Was sollte denn, abgesehn von altersbedingten Ausfällen, wie z.B. den Sicken, an ner qualitativ minderwertigeren Box (keine billig-Box) kaputt gehn?


edit: Ich will hier nix gegen die Boxen sagen, kenn sie ja nichtmal und wies aussieht ist sie im Gegensatz zu den aktuellen 5.1 Hupen und 3-2-1-Pseudo-Surround-Würfeln sogar recht brauchbar.
Hab den Thread hier eigentlich nur gelesen um mal zu sehn, was die Profis hier über die älteren Bose Lautsprecher so zu sagen haben...
Aber dein Argument kann ich ned so ganz nachvollziehen


[Beitrag von baumi88 am 04. Sep 2006, 23:25 bearbeitet]
fritzmüller
Ist häufiger hier
#14 erstellt: 04. Sep 2006, 23:08

hf500 schrieb:

Aber sie hat die Eigenschaft, auch grosse und verwinkelte Raeume mit hohem Schalldruck fuellen zu koennen.

Partylautsprecher also...



früher in den 70' gab's mal in LU eine disco,
die hatten da einen echt geilen sound ...

und da waren vier 901 am laufen.
klaus_moers
Inventar
#15 erstellt: 04. Sep 2006, 23:09
Hi,

ach ja die 901.

In den richtigen Räumen klingt sie klasse. Sie verfolgt nur eine gänzliche andere Hörphilosphie als andere Hersteller.

Hier geht es um Raumklang und Raumakustik. Bei herkömmlichen Lautsprechern musst Du wirklich am Sweetpoint bleiben, um Musik richtig geniessen zu können. Das ist bei der 901 schon anders. Sie klingt, wenn richtig aufgestellt, überall recht gut.

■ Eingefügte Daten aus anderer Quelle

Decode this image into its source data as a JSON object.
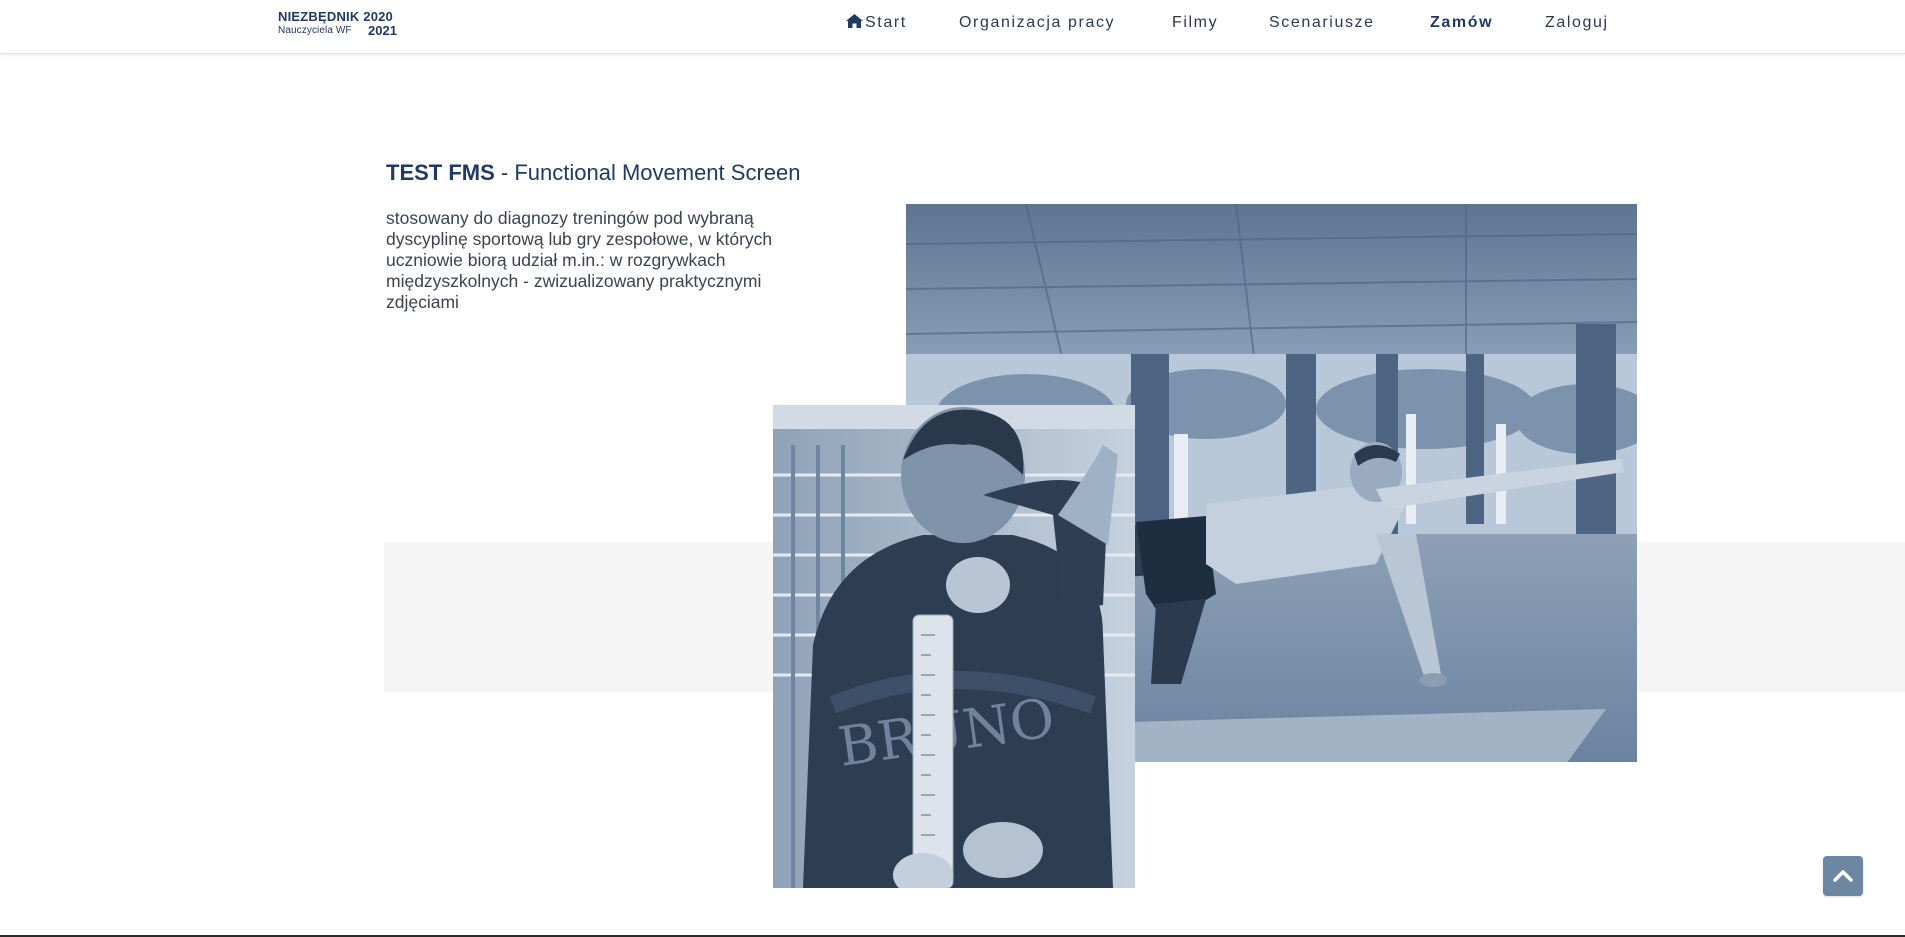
{
  "header": {
    "logo": {
      "line1": "NIEZBĘDNIK 2020",
      "line2": "Nauczyciela WF",
      "year2": "2021"
    },
    "nav": [
      {
        "label": "Start",
        "icon": "home-icon"
      },
      {
        "label": "Organizacja pracy"
      },
      {
        "label": "Filmy"
      },
      {
        "label": "Scenariusze"
      },
      {
        "label": "Zamów",
        "active": true
      },
      {
        "label": "Zaloguj"
      }
    ]
  },
  "main": {
    "title_bold": "TEST FMS",
    "title_rest": " - Functional Movement Screen",
    "description": "stosowany do diagnozy treningów pod wybraną dyscyplinę sportową lub gry zespołowe, w których uczniowie biorą udział m.in.: w rozgrywkach międzyszkolnych - zwizualizowany praktycznymi zdjęciami",
    "jersey_text": "BRUNO"
  },
  "colors": {
    "brand": "#1f3a63",
    "text": "#3b4350",
    "band": "#f5f5f5",
    "scroll_button": "#6d87a3",
    "photo_tint": "#4f6a8c"
  },
  "icons": {
    "scroll_top": "chevron-up-icon"
  }
}
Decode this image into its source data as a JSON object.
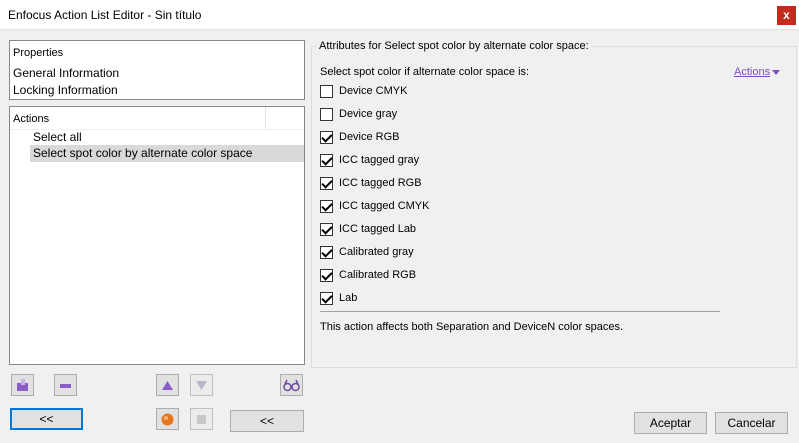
{
  "window": {
    "title": "Enfocus Action List Editor - Sin título",
    "close_glyph": "x"
  },
  "properties": {
    "header": "Properties",
    "items": [
      "General Information",
      "Locking Information"
    ]
  },
  "actions_list": {
    "header": "Actions",
    "items": [
      {
        "label": "Select all",
        "selected": false
      },
      {
        "label": "Select spot color by alternate color space",
        "selected": true
      }
    ]
  },
  "attributes": {
    "title": "Attributes for Select spot color by alternate color space:",
    "subtitle": "Select spot color if alternate color space is:",
    "actions_link": "Actions",
    "options": [
      {
        "label": "Device CMYK",
        "checked": false
      },
      {
        "label": "Device gray",
        "checked": false
      },
      {
        "label": "Device RGB",
        "checked": true
      },
      {
        "label": "ICC tagged gray",
        "checked": true
      },
      {
        "label": "ICC tagged RGB",
        "checked": true
      },
      {
        "label": "ICC tagged CMYK",
        "checked": true
      },
      {
        "label": "ICC tagged Lab",
        "checked": true
      },
      {
        "label": "Calibrated gray",
        "checked": true
      },
      {
        "label": "Calibrated RGB",
        "checked": true
      },
      {
        "label": "Lab",
        "checked": true
      }
    ],
    "note": "This action affects both Separation and DeviceN color spaces."
  },
  "toolbar": {
    "collapse_left_label": "<<",
    "collapse_mid_label": "<<",
    "icons": [
      "add-action-icon",
      "remove-action-icon",
      "move-up-icon",
      "move-down-icon",
      "glasses-icon",
      "run-icon",
      "stop-icon"
    ],
    "accent_color": "#8a5cc7"
  },
  "footer": {
    "accept_label": "Aceptar",
    "cancel_label": "Cancelar"
  }
}
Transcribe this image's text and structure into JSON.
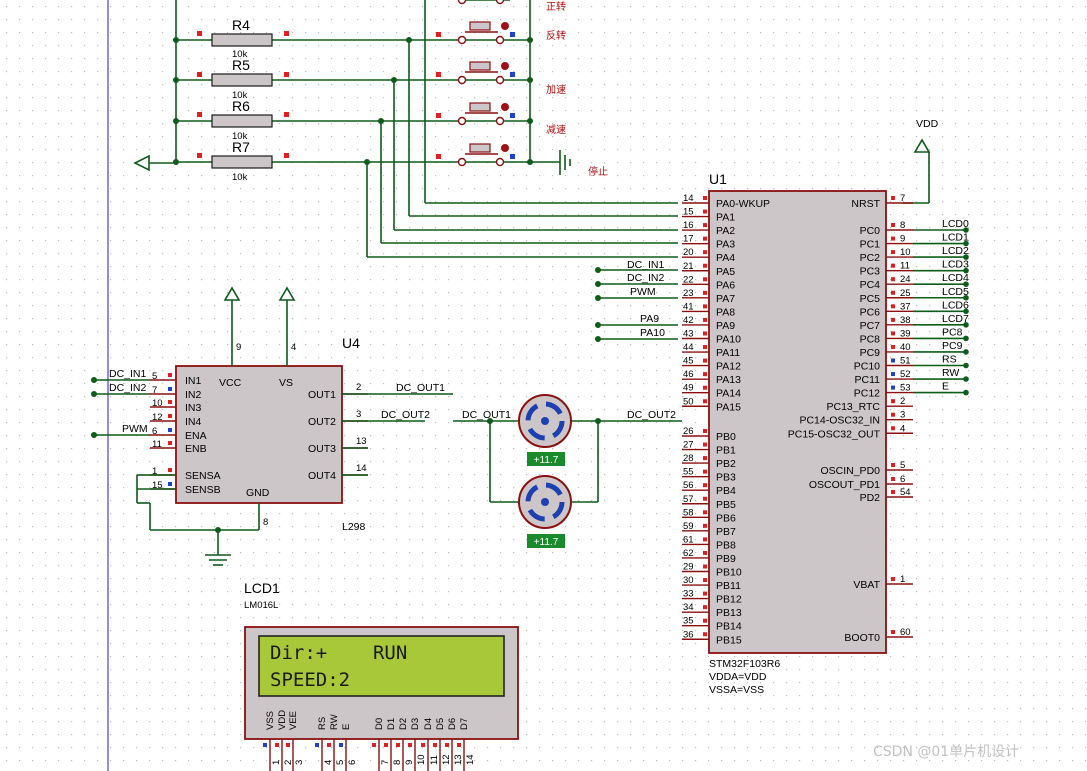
{
  "colors": {
    "wire": "#0d5c18",
    "component_body": "#ccc6c8",
    "component_border": "#8a1010",
    "lcd_screen": "#a8c83a",
    "grid_dot": "#bfbfbf",
    "label_red": "#b01010"
  },
  "resistors": [
    {
      "name": "R4",
      "value": "10k"
    },
    {
      "name": "R5",
      "value": "10k"
    },
    {
      "name": "R6",
      "value": "10k"
    },
    {
      "name": "R7",
      "value": "10k"
    }
  ],
  "buttons": [
    "正转",
    "反转",
    "加速",
    "减速",
    "停止"
  ],
  "vdd_label": "VDD",
  "mcu": {
    "ref": "U1",
    "part": "STM32F103R6",
    "power": [
      "VDDA=VDD",
      "VSSA=VSS"
    ],
    "left_pins": [
      {
        "num": "14",
        "name": "PA0-WKUP"
      },
      {
        "num": "15",
        "name": "PA1"
      },
      {
        "num": "16",
        "name": "PA2"
      },
      {
        "num": "17",
        "name": "PA3"
      },
      {
        "num": "20",
        "name": "PA4"
      },
      {
        "num": "21",
        "name": "PA5"
      },
      {
        "num": "22",
        "name": "PA6"
      },
      {
        "num": "23",
        "name": "PA7"
      },
      {
        "num": "41",
        "name": "PA8"
      },
      {
        "num": "42",
        "name": "PA9"
      },
      {
        "num": "43",
        "name": "PA10"
      },
      {
        "num": "44",
        "name": "PA11"
      },
      {
        "num": "45",
        "name": "PA12"
      },
      {
        "num": "46",
        "name": "PA13"
      },
      {
        "num": "49",
        "name": "PA14"
      },
      {
        "num": "50",
        "name": "PA15"
      },
      {
        "num": "26",
        "name": "PB0"
      },
      {
        "num": "27",
        "name": "PB1"
      },
      {
        "num": "28",
        "name": "PB2"
      },
      {
        "num": "55",
        "name": "PB3"
      },
      {
        "num": "56",
        "name": "PB4"
      },
      {
        "num": "57",
        "name": "PB5"
      },
      {
        "num": "58",
        "name": "PB6"
      },
      {
        "num": "59",
        "name": "PB7"
      },
      {
        "num": "61",
        "name": "PB8"
      },
      {
        "num": "62",
        "name": "PB9"
      },
      {
        "num": "29",
        "name": "PB10"
      },
      {
        "num": "30",
        "name": "PB11"
      },
      {
        "num": "33",
        "name": "PB12"
      },
      {
        "num": "34",
        "name": "PB13"
      },
      {
        "num": "35",
        "name": "PB14"
      },
      {
        "num": "36",
        "name": "PB15"
      }
    ],
    "right_pins": [
      {
        "num": "7",
        "name": "NRST",
        "net": ""
      },
      {
        "num": "8",
        "name": "PC0",
        "net": "LCD0"
      },
      {
        "num": "9",
        "name": "PC1",
        "net": "LCD1"
      },
      {
        "num": "10",
        "name": "PC2",
        "net": "LCD2"
      },
      {
        "num": "11",
        "name": "PC3",
        "net": "LCD3"
      },
      {
        "num": "24",
        "name": "PC4",
        "net": "LCD4"
      },
      {
        "num": "25",
        "name": "PC5",
        "net": "LCD5"
      },
      {
        "num": "37",
        "name": "PC6",
        "net": "LCD6"
      },
      {
        "num": "38",
        "name": "PC7",
        "net": "LCD7"
      },
      {
        "num": "39",
        "name": "PC8",
        "net": "PC8"
      },
      {
        "num": "40",
        "name": "PC9",
        "net": "PC9"
      },
      {
        "num": "51",
        "name": "PC10",
        "net": "RS"
      },
      {
        "num": "52",
        "name": "PC11",
        "net": "RW"
      },
      {
        "num": "53",
        "name": "PC12",
        "net": "E"
      },
      {
        "num": "2",
        "name": "PC13_RTC",
        "net": ""
      },
      {
        "num": "3",
        "name": "PC14-OSC32_IN",
        "net": ""
      },
      {
        "num": "4",
        "name": "PC15-OSC32_OUT",
        "net": ""
      },
      {
        "num": "5",
        "name": "OSCIN_PD0",
        "net": ""
      },
      {
        "num": "6",
        "name": "OSCOUT_PD1",
        "net": ""
      },
      {
        "num": "54",
        "name": "PD2",
        "net": ""
      },
      {
        "num": "1",
        "name": "VBAT",
        "net": ""
      },
      {
        "num": "60",
        "name": "BOOT0",
        "net": ""
      }
    ],
    "nets_left": [
      "DC_IN1",
      "DC_IN2",
      "PWM",
      "PA9",
      "PA10"
    ]
  },
  "driver": {
    "ref": "U4",
    "part": "L298",
    "left_pins": [
      {
        "num": "5",
        "name": "IN1",
        "net": "DC_IN1"
      },
      {
        "num": "7",
        "name": "IN2",
        "net": "DC_IN2"
      },
      {
        "num": "10",
        "name": "IN3",
        "net": ""
      },
      {
        "num": "12",
        "name": "IN4",
        "net": ""
      },
      {
        "num": "6",
        "name": "ENA",
        "net": "PWM"
      },
      {
        "num": "11",
        "name": "ENB",
        "net": ""
      },
      {
        "num": "1",
        "name": "SENSA",
        "net": ""
      },
      {
        "num": "15",
        "name": "SENSB",
        "net": ""
      }
    ],
    "top_pins": [
      {
        "num": "9",
        "name": "VCC"
      },
      {
        "num": "4",
        "name": "VS"
      }
    ],
    "bottom_pin": {
      "num": "8",
      "name": "GND"
    },
    "right_pins": [
      {
        "num": "2",
        "name": "OUT1",
        "net": "DC_OUT1"
      },
      {
        "num": "3",
        "name": "OUT2",
        "net": "DC_OUT2"
      },
      {
        "num": "13",
        "name": "OUT3",
        "net": ""
      },
      {
        "num": "14",
        "name": "OUT4",
        "net": ""
      }
    ]
  },
  "motor_nets": [
    "DC_OUT1",
    "DC_OUT2"
  ],
  "motors": [
    {
      "value": "+11.7"
    },
    {
      "value": "+11.7"
    }
  ],
  "lcd": {
    "ref": "LCD1",
    "part": "LM016L",
    "line1": "Dir:+    RUN",
    "line2": "SPEED:2",
    "pins": [
      {
        "name": "VSS",
        "num": "1"
      },
      {
        "name": "VDD",
        "num": "2"
      },
      {
        "name": "VEE",
        "num": "3"
      },
      {
        "name": "RS",
        "num": "4"
      },
      {
        "name": "RW",
        "num": "5"
      },
      {
        "name": "E",
        "num": "6"
      },
      {
        "name": "D0",
        "num": "7"
      },
      {
        "name": "D1",
        "num": "8"
      },
      {
        "name": "D2",
        "num": "9"
      },
      {
        "name": "D3",
        "num": "10"
      },
      {
        "name": "D4",
        "num": "11"
      },
      {
        "name": "D5",
        "num": "12"
      },
      {
        "name": "D6",
        "num": "13"
      },
      {
        "name": "D7",
        "num": "14"
      }
    ]
  },
  "watermark": "CSDN @01单片机设计"
}
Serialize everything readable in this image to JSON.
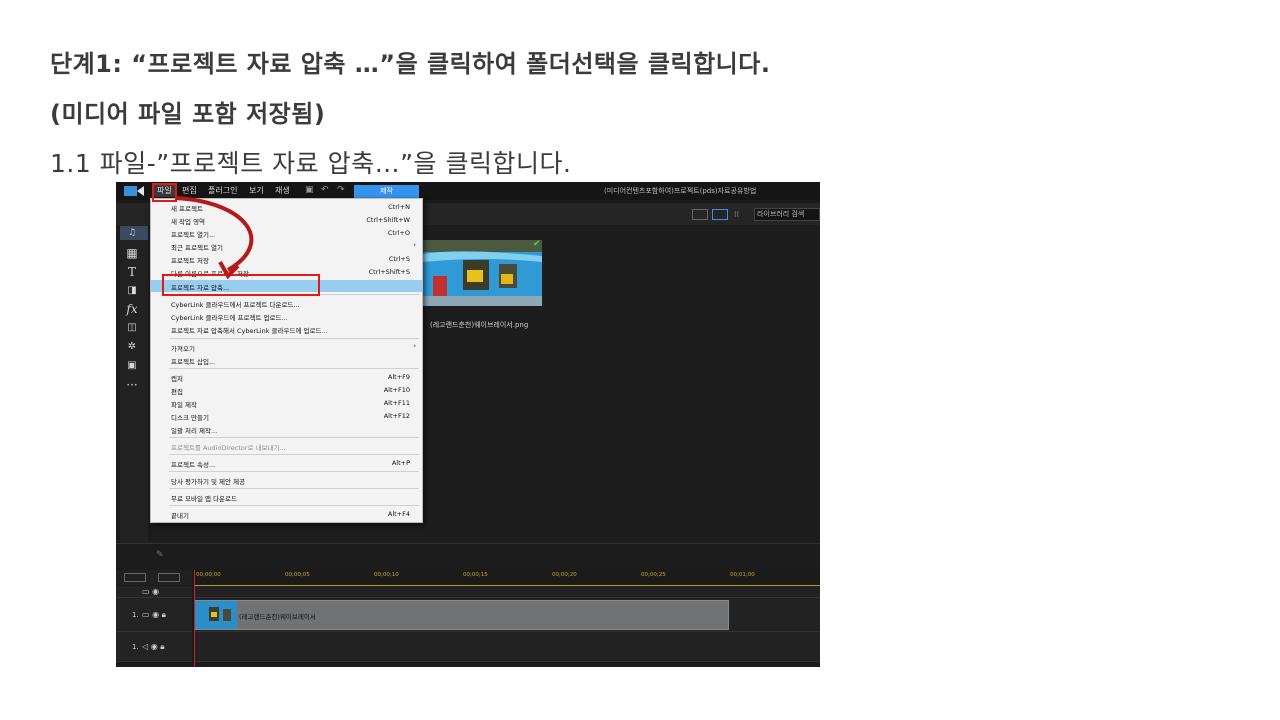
{
  "heading": {
    "line1": "단계1: “프로젝트 자료 압축 …”을 클릭하여 폴더선택을 클릭합니다.",
    "line2": "(미디어 파일 포함 저장됨)",
    "line3": "1.1 파일-”프로젝트 자료 압축…”을 클릭합니다."
  },
  "screenshot": {
    "window_title": "(미디어컨텐츠포함하여)프로젝트(pds)자료공유방법",
    "menubar": {
      "items": [
        {
          "label": "파일",
          "active": true
        },
        {
          "label": "편집"
        },
        {
          "label": "플러그인"
        },
        {
          "label": "보기"
        },
        {
          "label": "재생"
        }
      ],
      "produce_label": "제작"
    },
    "library_search": "라이브러리 검색",
    "media_item": {
      "filename": "(레고랜드춘천)웨이브레이서.png"
    },
    "file_menu": {
      "rows": [
        {
          "label": "새 프로젝트",
          "shortcut": "Ctrl+N"
        },
        {
          "label": "새 작업 영역",
          "shortcut": "Ctrl+Shift+W"
        },
        {
          "label": "프로젝트 열기...",
          "shortcut": "Ctrl+O"
        },
        {
          "label": "최근 프로젝트 열기",
          "shortcut": "",
          "submenu": true
        },
        {
          "label": "프로젝트 저장",
          "shortcut": "Ctrl+S"
        },
        {
          "label": "다른 이름으로 프로젝트 저장...",
          "shortcut": "Ctrl+Shift+S"
        },
        {
          "label": "프로젝트 자료 압축...",
          "shortcut": "",
          "highlighted": true
        },
        {
          "label": "CyberLink 클라우드에서 프로젝트 다운로드...",
          "shortcut": ""
        },
        {
          "label": "CyberLink 클라우드에 프로젝트 업로드...",
          "shortcut": ""
        },
        {
          "label": "프로젝트 자료 압축해서 CyberLink 클라우드에 업로드...",
          "shortcut": ""
        },
        {
          "label": "가져오기",
          "shortcut": "",
          "submenu": true
        },
        {
          "label": "프로젝트 삽입...",
          "shortcut": ""
        },
        {
          "label": "캡처",
          "shortcut": "Alt+F9"
        },
        {
          "label": "편집",
          "shortcut": "Alt+F10"
        },
        {
          "label": "파일 제작",
          "shortcut": "Alt+F11"
        },
        {
          "label": "디스크 만들기",
          "shortcut": "Alt+F12"
        },
        {
          "label": "일괄 처리 제작...",
          "shortcut": ""
        },
        {
          "label": "프로젝트를 AudioDirector로 내보내기...",
          "shortcut": "",
          "disabled": true
        },
        {
          "label": "프로젝트 속성...",
          "shortcut": "Alt+P"
        },
        {
          "label": "당사 평가하기 및 제안 제공",
          "shortcut": ""
        },
        {
          "label": "무료 모바일 앱 다운로드",
          "shortcut": ""
        },
        {
          "label": "끝내기",
          "shortcut": "Alt+F4"
        }
      ]
    },
    "timeline": {
      "ruler_labels": [
        "00;00;00",
        "00;00;05",
        "00;00;10",
        "00;00;15",
        "00;00;20",
        "00;00;25",
        "00;01;00"
      ],
      "track1_label": "1.",
      "track2_label": "1.",
      "clip_label": "(레고랜드춘천)웨이브레이서"
    },
    "colors": {
      "accent": "#3794ec",
      "highlight": "#99cdf0",
      "annotation_red": "#e21a1a"
    }
  }
}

Am Anfang war Mono, dann Stereo, dann Quattro, dann zurück zum Stereo, dann Mehrkanalmusik, ... so geht das immer weiter.

Es muss einfach gefallen. Ich höre gerne auch mal vier Lautsprecher im Raum. Zwei L800 von vorne und zwei CL400 von hinten. Das Klangbild ist wesentlich dichter. Klingt einfach schön.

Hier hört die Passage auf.